Speech Swin-Transformer: Exploring a Hierarchical Transformer with Shifted Windows for Speech Emotion Recognition
Yong Wang, Cheng Lu, Hailun Lian, Yan Zhao, Björn Schuller, Yuan Zong, Wenming Zheng
TL;DR
The paper addresses speech emotion recognition (SER) by leveraging a hierarchical Swin-Transformer tailored for speech, capturing multi-scale emotional cues across time-frequency patches. The proposed Speech Swin-Transformer comprises four stages, each with local windows and shifted windows Transformers followed by patch merging, enabling progressive receptive-field expansion and cross-patch interactions on log-Mel spectrogram inputs ${x \in \mathbb{R}^{b \times c \times f \times d}}$. Empirical results on IEMOCAP and CASIA using Leave-One-Speaker-Out validation demonstrate state-of-the-art performance, with WAR/UAR of $75.22\%/65.94\%$ on IEMOCAP and $54.33\%/54.33\%$ on CASIA, and hierarchical feature maps showing stage-wise specialization to emotion-related spectro-temporal patterns.
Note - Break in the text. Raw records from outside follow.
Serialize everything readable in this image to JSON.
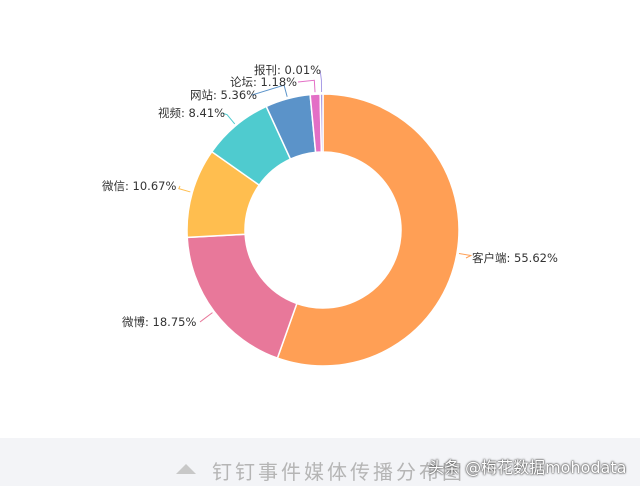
{
  "chart_data": {
    "type": "pie",
    "donut": true,
    "slices": [
      {
        "label": "客户端",
        "value": 55.62,
        "text": "客户端: 55.62%",
        "color": "#FF9F55"
      },
      {
        "label": "微博",
        "value": 18.75,
        "text": "微博: 18.75%",
        "color": "#E8789A"
      },
      {
        "label": "微信",
        "value": 10.67,
        "text": "微信: 10.67%",
        "color": "#FFBE4F"
      },
      {
        "label": "视频",
        "value": 8.41,
        "text": "视频: 8.41%",
        "color": "#4FCBCF"
      },
      {
        "label": "网站",
        "value": 5.36,
        "text": "网站: 5.36%",
        "color": "#5B93C9"
      },
      {
        "label": "论坛",
        "value": 1.18,
        "text": "论坛: 1.18%",
        "color": "#E36FC6"
      },
      {
        "label": "报刊",
        "value": 0.01,
        "text": "报刊: 0.01%",
        "color": "#A89CE6"
      }
    ],
    "start_angle": "12 o'clock",
    "direction": "clockwise",
    "legend": "none"
  },
  "caption": {
    "title": "钉钉事件媒体传播分布图",
    "watermark": "头条 @梅花数据mohodata"
  }
}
The work highlights the value of integrating local and global patch correlations in SER and suggests future boundary modeling in both time and frequency domains to further improve discrimination across emotions.
Abstract
Swin-Transformer has demonstrated remarkable success in computer vision by leveraging its hierarchical feature representation based on Transformer. In speech signals, emotional information is distributed across different scales of speech features, e.\,g., word, phrase, and utterance. Drawing above inspiration, this paper presents a hierarchical speech Transformer with shifted windows to aggregate multi-scale emotion features for speech emotion recognition (SER), called Speech Swin-Transformer. Specifically, we first divide the speech spectrogram into segment-level patches in the time domain, composed of multiple frame patches. These segment-level patches are then encoded using a stack of Swin blocks, in which a local window Transformer is utilized to explore local inter-frame emotional information across frame patches of each segment patch. After that, we also design a shifted window Transformer to compensate for patch correlations near the boundaries of segment patches. Finally, we employ a patch merging operation to aggregate segment-level emotional features for hierarchical speech representation by expanding the receptive field of Transformer from frame-level to segment-level. Experimental results demonstrate that our proposed Speech Swin-Transformer outperforms the state-of-the-art methods.